What is a tax underpayment penalty?
The IRS has many types of penalties, such as harsh fees for failure to file, failure to pay (as in, any of your taxes), accuracy issues, dishonored checks, international reporting, and more. Underpayment penalties relate to not paying enough estimated tax throughout the year (for both individuals and entities).
When do underpayment penalties apply?
In the US, taxes are a pay-as-you-go system, and most people owe taxes as they earn. The average W-2 workers will pay via their withholding. Freelancers, self-employed workers, and many types of business entities will pay quarterly estimated payments throughout the year. Even W-2 workers may owe if they’re not withholding enough. Check out the IRS Tax Withholding Estimator to see how much you should be paying throughout the year.
Underpayment penalties will not apply if one of the following is true:
- You owe less than $1,000 in tax.
- You’ve paid your withholding or estimated tax on 90 percent of the tax for the current year or 100 percent of the tax shown on the prior year’s return, whichever is smaller.
If you’ve not made quarterly payments, the above factors don’t apply, and you expect to owe a significant amount, you might see a penalty.
How are underpayment penalties calculated?
The IRS uses your original tax return that you’ve filed before the due date to calculate the amount, but note that the IRS also charges their penalties with interest. As of 2025, the quarterly interest rate is 7 percent for underpayment penalties, which is high if an individual ignores these fees for a significant amount of time.
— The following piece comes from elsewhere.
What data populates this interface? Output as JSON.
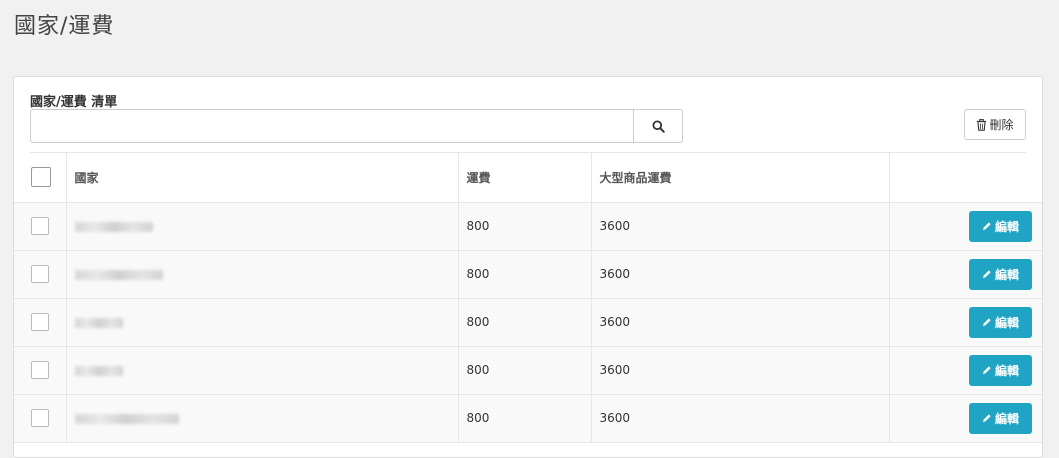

Do states charge underpayment penalties?
The severity of underpayment penalties varies wildly by state. For instance, Georgia has several kinds of underpayment penalties for entities and businesses, with rates significantly increasing for fraudulent underpayment. New York also will charge a penalty with interest on top of the federal government rates. California has those fees, plus an extra fee for LLCs.
How can you avoid underpayment penalties?
Firstly, you’ll want to understand if you’re expected to make estimated tax payments. You can connect with a professional accountant or use the IRS quiz to answer the question: Am I required to make estimated tax payments?
If you must pay estimated tax payments, the obvious way to avoid the penalty is to make these payments at the appropriate deadlines. These deadlines typically are the following:
- April 15 – For the period between January 1 and March 31
- June 15 – For the period between April 1 and May 31
- September 15 – For the period between June 1 and August 31
- January 15 – For the period between September 1 and December 31
Important Tips for Avoiding Tax Underpayment Penalties
- A frequent error is to confuse an estimated tax payment versus balance due when the taxpayer pays online. Balance due is typically for the amount owed in a yearly return for last year; estimated taxes are for the current year.
- Set reminders on your calendar for quarterly payments, as they easily slip by.
- Check your withholding during the year.
- Meet the “safe harbor” requirements of 110 percent of the taxes owed on the prior year’s return, 90 percent of the tax you owe in the current year.
- Connect with your professional accountant if you experience severe mid-year jumps in income.
What happens if I owe an underpayment penalty?
If you feel you’re likely to owe and missed a deadline, the IRS gives a specific path as to how to calculate underpayment penalties: Fill out Form 2210. This can help you prepare the calculation for how much you may owe.
The IRS may also issue a tax notice for missing payments, which may need to be addressed or disputed with the help of a tax professional.